A specification is unlikely to achieve broad market support and adoption if
it is not good enough or does not fulfil the requirements. The fact that it
was developed by a Standards Organisation (de jure standard) is moot. Experience
confirms that other standardisation methods are equally relevant and can help
achieve technical compatibility. For instance, the emergence of a widely used
software specification or product (a de facto standard!) can often induce widespread
compatibility more effectively than formal de jure standards. These de facto
standards come into being because innovation in technology, especially IT, does
not always march in step with the development of de jure standards by Standards
Organisations. When technology innovation outpaces the development of standards,
and as that technology is absorbed by users and the market, the vacuum gets
filled by it becoming a de facto standard. Examples of such successful de facto
standards include PDF as well as XML standards.
When most users deploy products based on de facto standards, compatibility,
and interoperability, comes into play naturally. In fact, it is the diffusion
and ubiquitous use of certain technologies that simplify the interoperability
processi. And companies offering such de facto standards can further encourage
them by publishing and licensing (often on royalty free terms!) their proprietary
technologies and intellectual property (IP) to other market players so that
more users have access to them to achieve free information exchange across platforms.
Microsofts publication of the XML Reference Schema for Microsoft Office
and the recent submission of Microsoft Office Open XML Formats to ECMA for standardisation
are examples.
Open Source is not an Open Standard (or vice versa!)
People often use the phrases Open Standard and Open Source
synonymously. While this is a widely held misconception; they are not the same.
Open Source software (OSS) is an implementation; a type of software described
by its development and licensing model. An Open Standard, on the other hand,
is a technical specification, a set of technical instructions and procedures
to ensure that a product meets its purpose and consistently performs to its
intended useii. The open-standards process is neutral with regard to software
development models, and so it is equally possible for an open standard to be
implemented in proprietary software as it is in OSS.
Another fallacy is the erroneous equation of Open Source
software with interoperability itself - that is, the use of OSS will ensure
interoperability. Quite the opposite could result depending upon the circumstances.
Because all OSS source code may be modified by anyone, an OSS product initially
standards-conformant and/or interoperable may be rendered non-conformant or
incompatible due to subsequent modifications made to it. At the very least,
the freedom to modify code and the lack of market incentives to maintain backward
compatibility and fidelity encourages the creation of many permutations of the
same type of software application, which can add a significant implementation
and testing overhead to interoperability efforts.
Towards Interoperability
The proliferation of standards that exist today can confuse and actually hinder
interoperability. A good strategy to achieve interoperability is to apply widely
accepted de facto standards and open standards based on pervasively used technologies.

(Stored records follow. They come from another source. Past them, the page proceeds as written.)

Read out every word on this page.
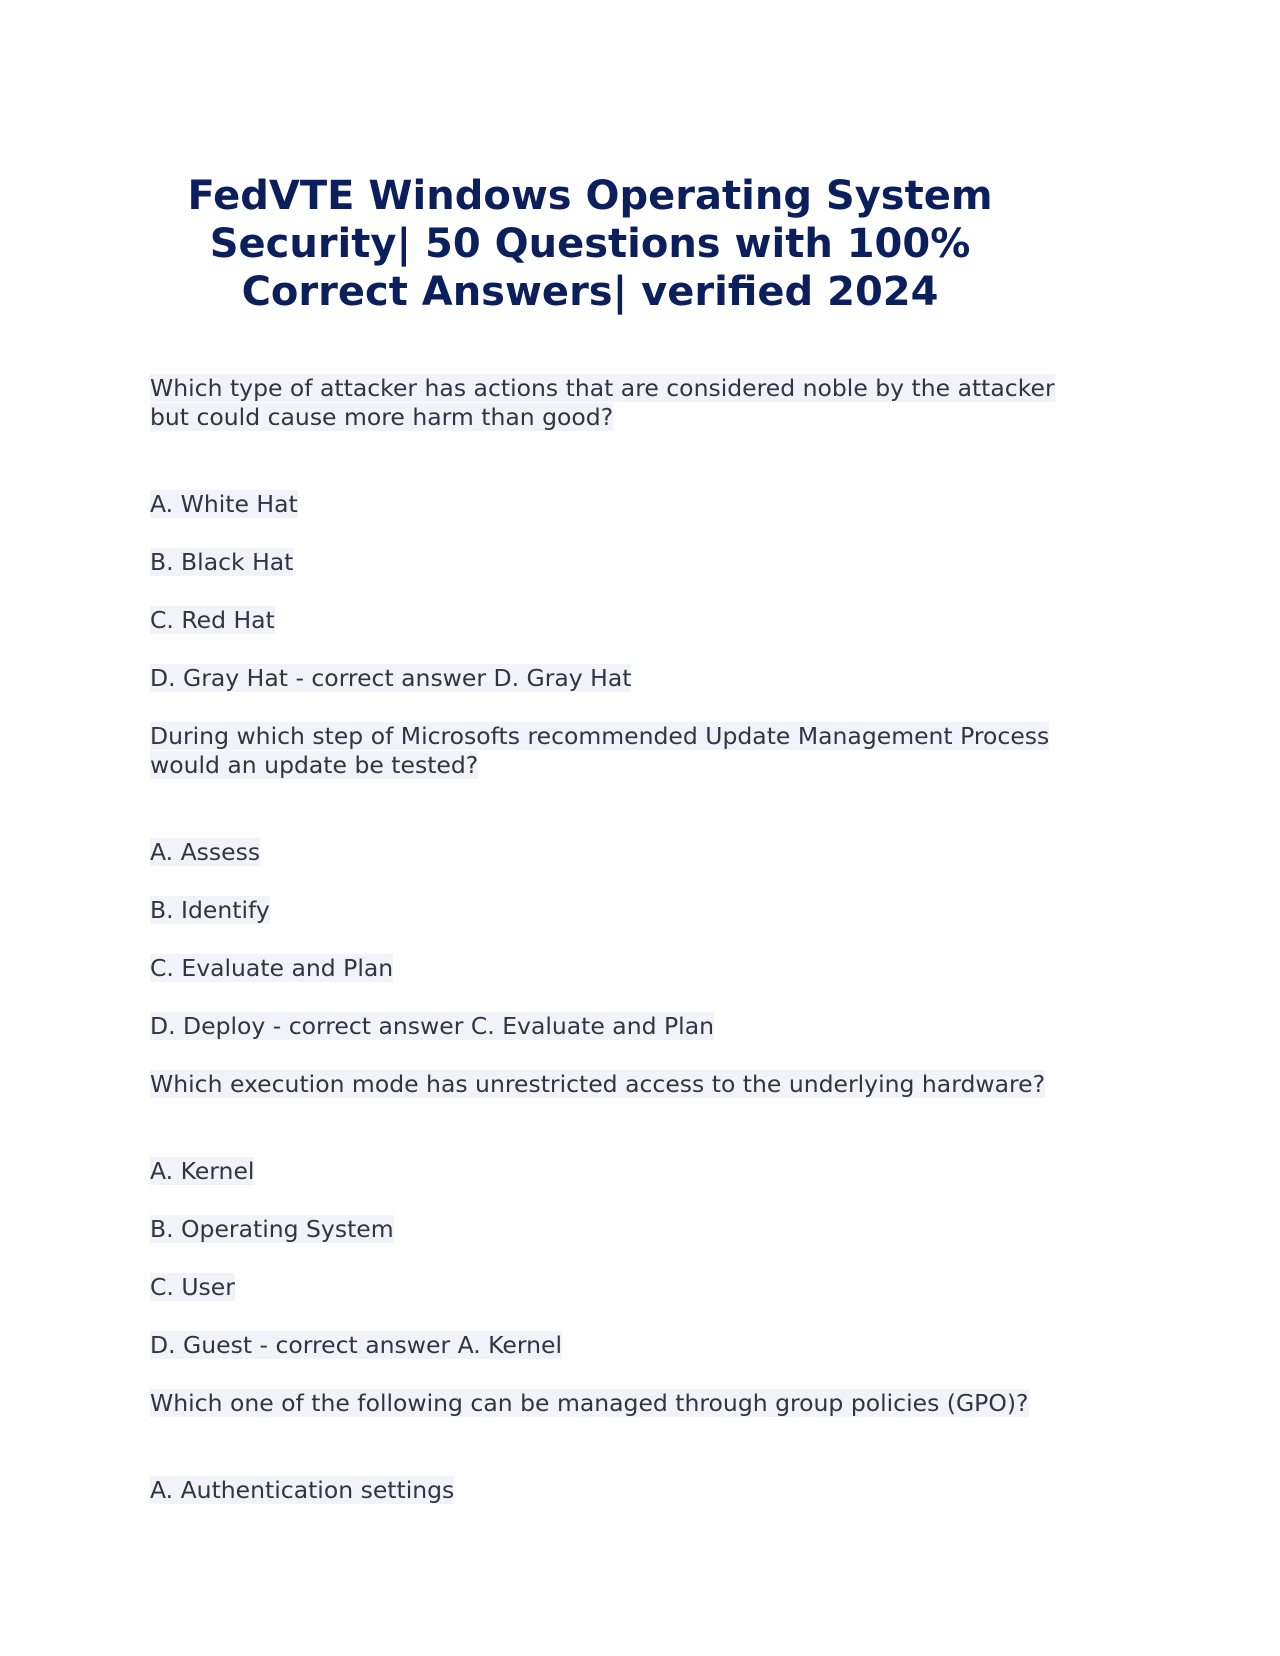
FedVTE Windows Operating System
Security| 50 Questions with 100%
Correct Answers| verified 2024
Which type of attacker has actions that are considered noble by the attacker
but could cause more harm than good?
A. White Hat
B. Black Hat
C. Red Hat
D. Gray Hat - correct answer D. Gray Hat
During which step of Microsofts recommended Update Management Process
would an update be tested?
A. Assess
B. Identify
C. Evaluate and Plan
D. Deploy - correct answer C. Evaluate and Plan
Which execution mode has unrestricted access to the underlying hardware?
A. Kernel
B. Operating System
C. User
D. Guest - correct answer A. Kernel
Which one of the following can be managed through group policies (GPO)?
A. Authentication settings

TCP/IP and HTML, for example, are among the most common open standards that
allow users to use the Internet for information exchange irrespective of the
source and destination platforms. On the other hand, although PDF, Microsoft
Office formats, Java, and Win32 APIs are proprietary, they have, due to their
wide adoption become de facto standards widely accepted among mass users.
And finally, remember that interoperability is not guaranteed just by adopting
a standard. Building complex systems that interoperate is as much about semantic
and process interoperability as it is about technical.